To claim victory, candidates will need to do more than appeal to their peers on the City Council. New Yorkers can expect these candidates to do a lot of kowtowing to powerful political allies to clinch the seat, such as real estate developers, unions, and even the mayor. More so, many are considering race to be a huge factor in this election. Since the council’s inception, there has not been an African American speaker and many hope that will change come January. Others cite the candidate’s relationship with the Real Estate Board of New York (REBNY) to be an important factor as the real estate sector traditionally has had a strong interest in maintaining positive relationships with the City Council Speaker.

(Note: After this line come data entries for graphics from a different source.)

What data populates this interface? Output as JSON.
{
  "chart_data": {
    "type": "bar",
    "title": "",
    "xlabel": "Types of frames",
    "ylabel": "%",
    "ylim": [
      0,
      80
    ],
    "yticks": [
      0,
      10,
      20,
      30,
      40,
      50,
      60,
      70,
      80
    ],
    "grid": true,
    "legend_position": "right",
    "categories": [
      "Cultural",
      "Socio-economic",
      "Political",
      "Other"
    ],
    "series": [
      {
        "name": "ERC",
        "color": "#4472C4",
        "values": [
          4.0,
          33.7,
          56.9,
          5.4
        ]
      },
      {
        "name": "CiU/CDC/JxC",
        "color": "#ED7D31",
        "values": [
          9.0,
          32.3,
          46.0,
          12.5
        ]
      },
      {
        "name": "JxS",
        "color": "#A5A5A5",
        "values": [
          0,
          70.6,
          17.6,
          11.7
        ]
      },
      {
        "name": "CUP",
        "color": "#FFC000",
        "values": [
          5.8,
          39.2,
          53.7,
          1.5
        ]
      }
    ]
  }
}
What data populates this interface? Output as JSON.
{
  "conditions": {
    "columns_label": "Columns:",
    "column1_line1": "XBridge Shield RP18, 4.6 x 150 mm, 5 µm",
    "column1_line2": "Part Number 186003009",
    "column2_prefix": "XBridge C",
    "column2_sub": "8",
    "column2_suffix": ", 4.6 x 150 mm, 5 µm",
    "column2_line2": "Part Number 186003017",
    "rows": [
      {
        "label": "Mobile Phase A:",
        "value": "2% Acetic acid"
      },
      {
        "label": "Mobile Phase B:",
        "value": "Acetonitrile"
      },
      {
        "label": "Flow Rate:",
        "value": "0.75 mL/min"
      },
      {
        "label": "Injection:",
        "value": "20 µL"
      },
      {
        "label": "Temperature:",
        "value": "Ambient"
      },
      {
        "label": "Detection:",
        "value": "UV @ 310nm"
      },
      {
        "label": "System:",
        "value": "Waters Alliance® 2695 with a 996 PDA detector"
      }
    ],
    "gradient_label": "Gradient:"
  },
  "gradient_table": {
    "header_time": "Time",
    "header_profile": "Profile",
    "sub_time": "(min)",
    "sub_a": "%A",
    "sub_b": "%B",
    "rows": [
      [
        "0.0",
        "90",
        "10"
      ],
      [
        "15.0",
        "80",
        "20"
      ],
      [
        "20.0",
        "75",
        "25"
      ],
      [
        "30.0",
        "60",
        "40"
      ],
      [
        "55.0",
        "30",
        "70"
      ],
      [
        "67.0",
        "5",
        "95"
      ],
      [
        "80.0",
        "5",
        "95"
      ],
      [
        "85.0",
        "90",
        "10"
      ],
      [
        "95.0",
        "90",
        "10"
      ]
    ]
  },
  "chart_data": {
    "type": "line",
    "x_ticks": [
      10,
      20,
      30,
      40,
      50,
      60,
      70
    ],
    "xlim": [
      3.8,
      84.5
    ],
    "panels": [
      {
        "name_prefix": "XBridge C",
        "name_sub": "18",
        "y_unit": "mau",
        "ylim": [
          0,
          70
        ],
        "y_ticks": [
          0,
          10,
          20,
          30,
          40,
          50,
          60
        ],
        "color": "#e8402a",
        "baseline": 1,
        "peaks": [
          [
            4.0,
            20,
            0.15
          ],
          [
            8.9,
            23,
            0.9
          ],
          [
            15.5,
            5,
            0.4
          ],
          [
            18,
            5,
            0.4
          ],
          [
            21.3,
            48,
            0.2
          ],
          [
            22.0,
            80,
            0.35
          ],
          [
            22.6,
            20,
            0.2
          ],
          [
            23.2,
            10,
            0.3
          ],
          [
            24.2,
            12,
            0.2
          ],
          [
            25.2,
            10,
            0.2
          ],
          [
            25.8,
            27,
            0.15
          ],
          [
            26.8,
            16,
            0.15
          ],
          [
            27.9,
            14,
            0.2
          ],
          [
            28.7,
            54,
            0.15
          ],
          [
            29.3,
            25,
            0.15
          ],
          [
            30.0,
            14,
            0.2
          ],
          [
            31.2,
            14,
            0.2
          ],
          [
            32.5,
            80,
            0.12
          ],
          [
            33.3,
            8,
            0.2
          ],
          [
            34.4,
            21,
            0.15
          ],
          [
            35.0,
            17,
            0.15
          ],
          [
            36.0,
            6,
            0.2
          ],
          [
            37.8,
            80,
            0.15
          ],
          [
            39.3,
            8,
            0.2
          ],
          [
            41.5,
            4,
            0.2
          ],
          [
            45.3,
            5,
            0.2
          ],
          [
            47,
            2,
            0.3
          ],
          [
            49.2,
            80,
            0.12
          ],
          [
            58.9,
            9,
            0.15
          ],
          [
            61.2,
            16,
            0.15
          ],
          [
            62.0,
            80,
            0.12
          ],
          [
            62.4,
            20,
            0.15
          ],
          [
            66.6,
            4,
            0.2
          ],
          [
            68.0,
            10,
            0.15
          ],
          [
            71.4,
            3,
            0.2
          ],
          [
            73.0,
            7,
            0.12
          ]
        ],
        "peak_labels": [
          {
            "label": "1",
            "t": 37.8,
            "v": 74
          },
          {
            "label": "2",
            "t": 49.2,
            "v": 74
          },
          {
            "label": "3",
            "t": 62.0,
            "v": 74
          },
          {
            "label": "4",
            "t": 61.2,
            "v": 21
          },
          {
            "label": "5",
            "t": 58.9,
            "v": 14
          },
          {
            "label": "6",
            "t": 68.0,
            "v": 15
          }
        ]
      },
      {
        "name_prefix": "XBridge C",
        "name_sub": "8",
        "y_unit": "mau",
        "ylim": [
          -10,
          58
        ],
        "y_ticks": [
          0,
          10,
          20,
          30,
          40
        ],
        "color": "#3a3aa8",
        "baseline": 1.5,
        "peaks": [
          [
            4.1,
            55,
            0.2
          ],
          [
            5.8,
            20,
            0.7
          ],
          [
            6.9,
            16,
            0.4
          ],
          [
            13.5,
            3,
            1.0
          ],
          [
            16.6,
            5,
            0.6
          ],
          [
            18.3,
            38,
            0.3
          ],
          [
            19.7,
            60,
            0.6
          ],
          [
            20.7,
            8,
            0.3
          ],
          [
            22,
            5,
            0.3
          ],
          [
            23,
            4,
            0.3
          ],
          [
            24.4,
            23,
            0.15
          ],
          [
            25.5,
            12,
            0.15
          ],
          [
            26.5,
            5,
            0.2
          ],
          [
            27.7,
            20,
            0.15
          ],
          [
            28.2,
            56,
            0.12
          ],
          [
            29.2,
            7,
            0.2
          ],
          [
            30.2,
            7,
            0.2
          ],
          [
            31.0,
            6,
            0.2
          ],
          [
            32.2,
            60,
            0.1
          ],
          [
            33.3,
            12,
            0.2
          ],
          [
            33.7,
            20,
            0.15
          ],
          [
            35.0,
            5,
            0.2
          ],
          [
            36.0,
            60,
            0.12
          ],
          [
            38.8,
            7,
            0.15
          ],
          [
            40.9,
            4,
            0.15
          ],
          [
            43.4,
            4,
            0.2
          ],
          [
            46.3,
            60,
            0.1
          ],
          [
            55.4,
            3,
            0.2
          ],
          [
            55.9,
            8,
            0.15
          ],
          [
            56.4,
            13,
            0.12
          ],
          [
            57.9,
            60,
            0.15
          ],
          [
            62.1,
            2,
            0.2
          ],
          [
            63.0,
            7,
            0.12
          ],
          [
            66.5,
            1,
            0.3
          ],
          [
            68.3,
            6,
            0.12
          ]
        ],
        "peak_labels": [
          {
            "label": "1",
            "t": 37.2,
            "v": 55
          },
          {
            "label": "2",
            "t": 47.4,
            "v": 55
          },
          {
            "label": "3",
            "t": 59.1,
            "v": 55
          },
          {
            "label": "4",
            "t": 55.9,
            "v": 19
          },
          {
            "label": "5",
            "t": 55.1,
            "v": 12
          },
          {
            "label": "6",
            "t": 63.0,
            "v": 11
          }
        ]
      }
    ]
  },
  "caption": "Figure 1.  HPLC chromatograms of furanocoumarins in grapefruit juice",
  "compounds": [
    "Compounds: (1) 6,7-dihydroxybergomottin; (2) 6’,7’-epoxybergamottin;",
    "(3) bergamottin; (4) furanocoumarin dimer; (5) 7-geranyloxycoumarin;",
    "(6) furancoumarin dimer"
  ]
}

Let’s take a look at the top candidates:

Councilman Corey Johnson

Councilman Johnson (D) represents District 3 in Manhattan, including Chelsea, Hell’s Kitchen, Greenwich Village, West SoHo, Hudson Square, Times Square, the Garment District, Flatiron, Columbus Circle, and part of the Upper West Side. Johnson has poised himself as the candidate most likely to stand up to de Blasio, though he endorsed de Blasio’s bid for re-election. As a councilman, Johnson has supported legislation to protect tenant rights, improve public health, and safeguard the welfare of animals. Johnson, an openly gay man living with HIV, would be the Council’s first Speaker who is HIV positive.

Councilman Mark Levine

Councilman Levine (D) represents District 7 in Northern Manhattan, including Manhattan Valley, Manhattanville, Morningside Heights, Hamilton Heights, and parts of Washington Heights. Levine made minor waves in 2014 after being elected as a white male in a predominantly black and Hispanic district. In his tenure on the City Council, Levine has fought for affordable housing, supporting small businesses, improving public transportation, and preserving the character of the neighborhoods in his district.

Councilman Richards

Councilman Richards (D) represents District 31 in Southern Queens, including the eastern end of the Rockaway Peninsula as well as Laurelton, Rosedale, Brookville, and Springfield Gardens. Richards has served as the chair for the Committee on Environmental Protection as well as the Subcommittee on Zoning and Franchises. He’s been a strong advocate for increasing affordable housing and improving infrastructure throughout the city. If elected, Richards would be the first African American Speaker in the council’s history.

What’s Next?

While Johnson, Levine, and Richards are the current standouts, the speaker’s race is far from assured with 5 other candidates making real claims for the position. These second-tier contenders include Inwood Councilman Ydanis Rodriguez, Long Island City Councilman Jimmy Van Bramer, Bedford Stuyvesant Councilman Robert Cornegy, Flatbush Councilman Jumaane Williams, and Bronx Councilman Ritchie Torres. Considering the uncertain nature of Speaker races, any of these candidates, along with the top three, could have a shot at the job come January.